Plaintiffs argue that the court erred in admitting defense witness Oyler to testify as an expert even though he previously was not identified as such as required by Fed.R.Civ.P. 26(b)(4). Oyler did not testify as an expert. His testimony was generally outlined by defense counsel at the pre-trial conference. His opinions were admissible as those of a lay witness under Rule 701, Fed.R.Evid.

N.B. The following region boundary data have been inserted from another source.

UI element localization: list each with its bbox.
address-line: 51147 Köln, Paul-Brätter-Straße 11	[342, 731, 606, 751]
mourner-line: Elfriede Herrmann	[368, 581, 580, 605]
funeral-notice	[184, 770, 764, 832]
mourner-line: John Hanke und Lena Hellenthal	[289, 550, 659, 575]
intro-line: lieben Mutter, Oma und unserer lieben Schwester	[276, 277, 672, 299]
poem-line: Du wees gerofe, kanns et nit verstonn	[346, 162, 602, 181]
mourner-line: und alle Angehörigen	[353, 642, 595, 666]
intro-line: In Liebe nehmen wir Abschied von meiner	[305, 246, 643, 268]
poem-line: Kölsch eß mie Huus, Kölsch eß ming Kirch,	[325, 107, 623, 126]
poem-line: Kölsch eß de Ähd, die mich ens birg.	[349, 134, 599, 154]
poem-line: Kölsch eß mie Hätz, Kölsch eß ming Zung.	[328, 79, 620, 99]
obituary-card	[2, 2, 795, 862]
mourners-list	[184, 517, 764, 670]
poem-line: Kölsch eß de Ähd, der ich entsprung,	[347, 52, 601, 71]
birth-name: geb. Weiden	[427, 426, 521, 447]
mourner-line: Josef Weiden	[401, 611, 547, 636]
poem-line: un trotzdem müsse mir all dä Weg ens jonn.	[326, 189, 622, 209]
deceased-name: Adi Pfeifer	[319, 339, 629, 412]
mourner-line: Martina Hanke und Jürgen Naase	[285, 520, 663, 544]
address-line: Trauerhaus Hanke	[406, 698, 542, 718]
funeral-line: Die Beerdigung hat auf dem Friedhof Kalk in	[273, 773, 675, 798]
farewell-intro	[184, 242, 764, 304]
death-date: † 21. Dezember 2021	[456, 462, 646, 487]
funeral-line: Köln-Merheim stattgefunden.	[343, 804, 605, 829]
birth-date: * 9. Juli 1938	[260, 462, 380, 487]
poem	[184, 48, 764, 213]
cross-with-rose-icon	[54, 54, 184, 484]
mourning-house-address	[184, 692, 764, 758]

Plaintiffs contend that the court erred in its various rulings regarding their expert witness Kirkham. Defendants sought to take his deposition and refused to pay his fee of $1,000. By its order of June 30, 1982, that the defendants take the deposition on July 2, 1982, at Tallahassee, Florida, the court did not require them to pay the witness fee. This matter was referred to a magistrate who found that,


"Plaintiffs have made no showing that any expenses incurred concerning Dr. Kirkham were incurred in responding to permissible discovery by Defendants and Plaintiffs have made no valid showing as to the reasonableness of the fees incurred by Plaintiffs in obtaining facts and opinions from Dr. Kirkham." Vol. II, pp. 529-530.


F.R.Civ.P. 26(b)(4)(C) provides that if a court allows the deposition of an expert who will testify at trial, the court must order the discovering party to compensate the expert for his time, unless "manifest injustice would result." Additionally, the court has discretion to order the party seeking discovery to pay the other party a fair portion of the fees and expenses reasonably incurred by the latter party in obtaining facts and opinions from the expert." Fed.R.Civ.P. 26(b)(4)(C) allows the court to protect a party from undue expense "[u]pon motion by a party ... and for good cause shown...." Plaintiffs have pointed to nothing in the record that refutes the magistrate's determination that good cause had not been shown.


In any event appellees filed a motion to strike the argument based on Kirkham's witness fee on the ground that it had been paid and attached thereto a copy of a check made out to the plaintiffs' attorney and Kirkham for $2400.00. The motion is not contested. In the circumstances, we deny the motion to strike but receive the motion for what it is worth. The appellants have not contested the motion and proof of payment. The acceptance of the payment ends the matter.


The next argument goes to the failure of the defendants to produce the bullet that killed Mrs. Hopkins. On January 29, 1982, the parties stipulated that the defendants would give the bullet to the plaintiffs' attorneys and expert. On March 15 the defense counsel in a letter to plaintiffs' counsel said that pursuant to their later agreement, the bullet was to be sent directly to the plaintiffs' expert and that he was waiting to be told who the expert was. The plaintiffs voluntarily decided not to have a ballistics expert. No impropriety was shown.


Defendants moved to disqualify the Honorable Clarence A. Brimmer from hearing the case because of his receipt of a letter from defense counsel to plaintiffs' counsel. The court received a copy of the letter. The motion does not come within 28 U.S.C. Sec. 144 because no affidavit and no certificate of counsel that it was made in good faith were filed. It does not come within 28 U.S.C. Sec. 455 because plaintiffs allege no interest which the judge had in the case. Defendants simply sent to the court a copy of a letter written to plaintiffs' counsel regarding discovery. The motion was properly denied.